In Portland, the ILWU came into conflict last year with the International Brotherhood of Electrical Workers, over the handling of refrigerated containers. In Oakland it is disputing work being done by the International Association of Machinists workers. In other Pacific Northwest ports, the ILWU is seeking jurisdiction over grain elevators and equipment repair facilities. “The union understands that this is where their future employment will grow to.”
ILWU President Bob McEllrath openly defends the fight to expand jurisdiction, even at the expense of other unions. Last year the ILWU withdrew from the national AFL-CIO federation after it accused AFL-CIO unions of displacing ILWU members from grain terminals.

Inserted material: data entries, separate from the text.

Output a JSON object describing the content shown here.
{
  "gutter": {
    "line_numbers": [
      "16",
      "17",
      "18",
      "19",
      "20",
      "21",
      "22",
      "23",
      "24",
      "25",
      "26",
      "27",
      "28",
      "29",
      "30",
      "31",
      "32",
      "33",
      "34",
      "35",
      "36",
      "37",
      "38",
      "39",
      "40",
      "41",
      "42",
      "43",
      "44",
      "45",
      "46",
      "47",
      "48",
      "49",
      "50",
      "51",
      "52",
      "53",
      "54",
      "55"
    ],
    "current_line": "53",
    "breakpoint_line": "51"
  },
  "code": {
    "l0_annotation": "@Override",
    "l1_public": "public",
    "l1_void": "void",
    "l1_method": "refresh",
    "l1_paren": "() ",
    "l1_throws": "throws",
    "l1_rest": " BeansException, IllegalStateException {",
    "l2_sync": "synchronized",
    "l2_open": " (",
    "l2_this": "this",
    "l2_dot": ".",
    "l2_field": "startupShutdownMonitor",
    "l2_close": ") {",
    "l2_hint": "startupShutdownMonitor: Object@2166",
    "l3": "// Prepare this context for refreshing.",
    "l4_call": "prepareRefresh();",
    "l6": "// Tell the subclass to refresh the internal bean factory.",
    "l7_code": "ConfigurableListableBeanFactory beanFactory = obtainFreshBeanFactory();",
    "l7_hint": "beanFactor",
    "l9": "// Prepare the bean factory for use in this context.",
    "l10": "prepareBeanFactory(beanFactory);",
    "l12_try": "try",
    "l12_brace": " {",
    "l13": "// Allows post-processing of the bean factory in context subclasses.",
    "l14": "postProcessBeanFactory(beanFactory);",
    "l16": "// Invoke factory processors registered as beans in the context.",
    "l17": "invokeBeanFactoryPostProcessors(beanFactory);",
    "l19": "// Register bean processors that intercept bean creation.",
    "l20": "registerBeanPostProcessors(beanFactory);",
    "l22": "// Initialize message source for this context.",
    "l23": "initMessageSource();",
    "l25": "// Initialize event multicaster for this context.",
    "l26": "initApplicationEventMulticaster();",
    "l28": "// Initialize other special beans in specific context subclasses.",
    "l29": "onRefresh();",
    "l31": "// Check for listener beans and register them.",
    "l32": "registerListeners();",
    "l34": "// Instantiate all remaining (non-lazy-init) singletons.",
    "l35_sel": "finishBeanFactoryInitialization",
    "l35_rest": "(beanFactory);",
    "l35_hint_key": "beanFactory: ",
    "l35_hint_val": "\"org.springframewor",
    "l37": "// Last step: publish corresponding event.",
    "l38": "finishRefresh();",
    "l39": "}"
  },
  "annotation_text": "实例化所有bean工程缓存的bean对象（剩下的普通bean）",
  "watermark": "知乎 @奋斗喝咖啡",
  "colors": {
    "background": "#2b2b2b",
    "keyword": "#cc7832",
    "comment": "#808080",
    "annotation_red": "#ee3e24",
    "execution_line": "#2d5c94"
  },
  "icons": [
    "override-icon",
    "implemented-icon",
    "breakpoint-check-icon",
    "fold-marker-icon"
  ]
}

McEllrath blames foreign companies for locking out ILWU members from the grain terminals and has called on port managements to ally themselves with the ILWU against alliances involving foreign operators. “Ports and workers have a common interest in preventing big companies from manipulating us into compromising safety standards or competing against ourselves,” a statement from the ILWU declared.
The jurisdictional strategy and McEllrath’s language reveal the real character of the ILWU. Like the PMA, it is a business and operates as such. Any struggle to defend jobs and living standards will require a break with this pro-company organization and its perspective of collaborating with management and big business politicians.